A few more combination therapies are currently being evaluated in a phase 2 study that evaluates the safety and efficacy of multiple combination therapies (ClinicalTrials.gov identifier: NCT04225715). One of them is a similar example as the above with triple combination with RNAi (RG6346) + CpAM (RO7049389) + NA. Other examples include: triple combination of RNAi (RG6346) + TLR7 agonist (RO7020531) + NA, triple combination with RNAi (RG6346) + PEG-IFN + NUC, and triple combination with CpAM (RO7049389) + TLR agonist (RO7020531) + NA. The approach of sequential use of therapeutic vaccines after antigen knockdown by RNAi has been explored in mice models that showed encouraging results in suppression of viral burden and stimulation in the number of functional HBV-specific T cells and production of HBV-neutralizing antibodies [90]. Clinical studies using this approach are awaited.

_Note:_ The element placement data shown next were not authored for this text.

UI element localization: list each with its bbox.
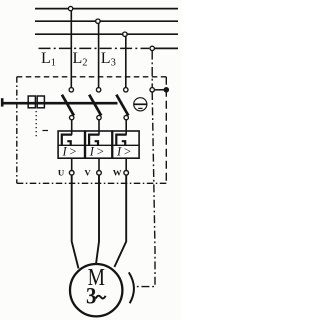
svg-text:L2: L2 [73,50,88,69]
svg-text:I>: I> [89,144,107,158]
svg-text:L3: L3 [101,50,116,69]
svg-text:V: V [84,168,91,178]
svg-text:3: 3 [86,283,96,309]
svg-text:W: W [113,168,122,178]
svg-text:U: U [58,168,65,178]
svg-text:I>: I> [61,144,79,158]
svg-text:L1: L1 [41,50,56,69]
svg-text:I>: I> [116,144,134,158]
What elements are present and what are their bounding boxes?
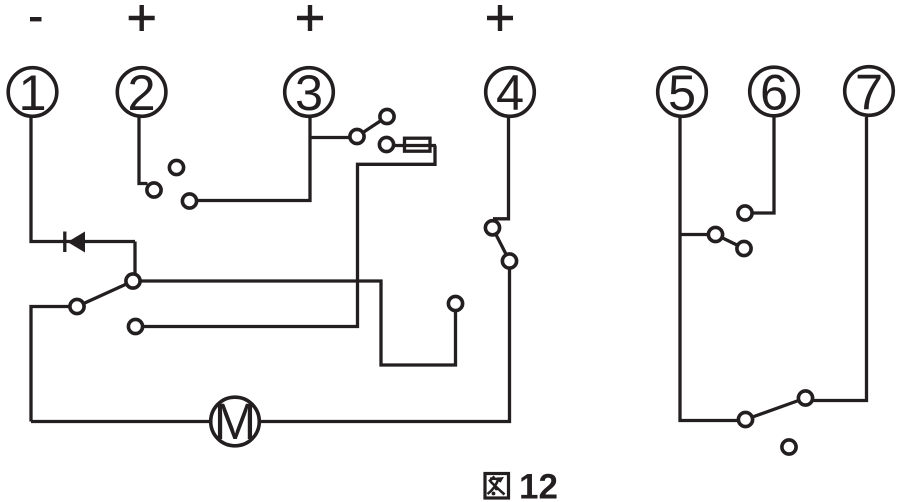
switch S1 blade (closed, node A to node B)	[77, 281, 133, 307]
contact fuse side	[379, 137, 393, 151]
contact S5 common	[708, 227, 722, 241]
switch S4 blade	[493, 228, 510, 261]
caption number 12	[519, 468, 558, 502]
terminal 7	[845, 63, 894, 120]
terminal 5	[658, 64, 707, 121]
polarity plus above terminal 2	[129, 5, 155, 31]
polarity minus above terminal 1	[30, 17, 42, 21]
contact S3 blade tip	[380, 109, 394, 123]
polarity plus above terminal 3	[297, 5, 323, 31]
contact S5 blade tip	[737, 241, 751, 255]
contact terminal 2 common	[147, 183, 161, 197]
contact S4 lower	[502, 254, 516, 268]
switch S3 blade	[357, 117, 387, 137]
contact S4 upper	[485, 221, 499, 235]
wire terminal 1 down to diode	[31, 117, 135, 242]
contact S7 common	[738, 412, 752, 426]
contact throw (lower)	[128, 319, 142, 333]
wire contact to fuse	[390, 144, 436, 147]
wire diode to switch common node	[133, 242, 136, 276]
svg-text:2: 2	[128, 64, 156, 121]
contact terminal 6	[738, 206, 752, 220]
switch S5 blade	[716, 235, 745, 249]
svg-text:4: 4	[496, 64, 524, 121]
wire terminal 3 branch to switch S3	[310, 136, 355, 139]
contact node A	[126, 274, 140, 288]
bottom rail to motor and terminal 4 branch	[31, 261, 510, 422]
svg-text:6: 6	[760, 64, 788, 121]
terminal 4	[486, 64, 535, 121]
contact floating bottom	[782, 440, 796, 454]
wire terminal 7 down	[806, 117, 867, 401]
terminal 1	[8, 64, 57, 121]
contact S3 common	[350, 129, 364, 143]
terminal 2	[117, 64, 166, 121]
terminal 3	[285, 64, 334, 121]
wire terminal 5 branch to contact	[680, 233, 714, 236]
contact floating upper	[169, 160, 183, 174]
terminal 6	[750, 64, 799, 121]
wire node A to right (to lower-right hook)	[133, 281, 456, 365]
contact to terminal 3	[182, 194, 196, 208]
svg-text:5: 5	[668, 64, 696, 121]
wire terminal 4 down	[493, 117, 509, 219]
switch S7 blade	[746, 398, 806, 420]
wire node B to left rail	[31, 307, 80, 422]
motor M	[211, 393, 260, 450]
polarity plus above terminal 4	[487, 5, 513, 31]
contact node B	[70, 299, 84, 313]
svg-text:12: 12	[519, 468, 558, 502]
diode D1 (cathode bar, arrow pointing left)	[65, 232, 85, 253]
fuse FU1	[405, 138, 431, 151]
wire terminal 3 down to contact row	[192, 117, 310, 201]
contact S7 to terminal 7	[798, 391, 812, 405]
wire terminal 6 down to contact	[748, 117, 774, 213]
svg-text:3: 3	[295, 64, 323, 121]
wire terminal 5 down	[680, 117, 742, 421]
caption character tu (figure)	[485, 474, 509, 499]
wire throw contact to fuse riser	[136, 146, 436, 327]
svg-text:7: 7	[855, 63, 883, 120]
wire terminal 2 down	[139, 117, 148, 184]
svg-text:M: M	[214, 393, 256, 450]
contact hook end	[448, 296, 462, 310]
svg-text:1: 1	[18, 64, 46, 121]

Some agents will require combination with NAs, especially CpAMs, NAPs, and most immune modulatory agents, in contrast to RNAi. This is likely to be related to whether the antiviral effect of the individual agent leads to silencing of cccDNA transcriptional activity, which is the case for RNAi via post-transcriptional knockdown of HBV transcripts. Theoretically, sequential combinational therapy will result in rapid decline in HBsAg (by virus-directing agents) which is beneficial for subsequent immune stimulation therapy [91]. In transgenic mice models, GaINac-conjugated siRNA followed by therapeutic vaccine showed significantly stronger immune stimulatory effect in terms of development of polyfunctional, HBV-specific CD8+ T cells compared to mice given control RNAs with NA, and therapeutic vaccine [90]. Although many RNAi-based combination therapies are still tested in clinical trials in combination with NAs, it remains to be unveiled whether the viral suppressive effects of NA can be substituted by other virus-directing agents.
5. Conclusions
The currently preferred treatment endpoint for CHB is functional cure. Novel agents work on different steps of viral replication or the host’s immune system, in order to reduce viral burden, inhibit viral replication, and restore host immunity. The therapeutic effects of both virus-directed and host-immunity-directed agents are intercalated and are equally crucial for achieving a functional cure. Most agents currently in clinical phases of development demonstrated favorable results in suppression of viral proteins and genomic materials, with initially promising results of enhancing the functional cure of CHB. With an increasing number of novel agents entering clinical phases of development, it is expected that each agent should demonstrate favorable safety data, and long-term follow-up data in the subjects that participated in these trials will be an important consideration. Most trials aimed to achieve broad eligibility by recruiting CHB patients with variable duration of infection and viral activity. However, it is likely that specific subgroups of patients will benefit most from selected agents so that a finite duration of therapy (partial cure or functional cure if HBsAg seroclearance can be achieved) instead of lifelong NA treatment can become feasible. For all trials mentioned, no cirrhotic patients were included and this will need to be addressed when more safety data are available. Combination therapy with two or more novel agents theoretically leads to synergistic therapeutic effects. NA and/or PEG-IFN are still the backbone of these combination regimens. The best cocktail of therapies is being sought, and different regimens are likely to be needed for different patient populations with various viral factors (e.g., HBsAg levels, previous treatment exposure), and host factors (e.g., HLA allele, gender).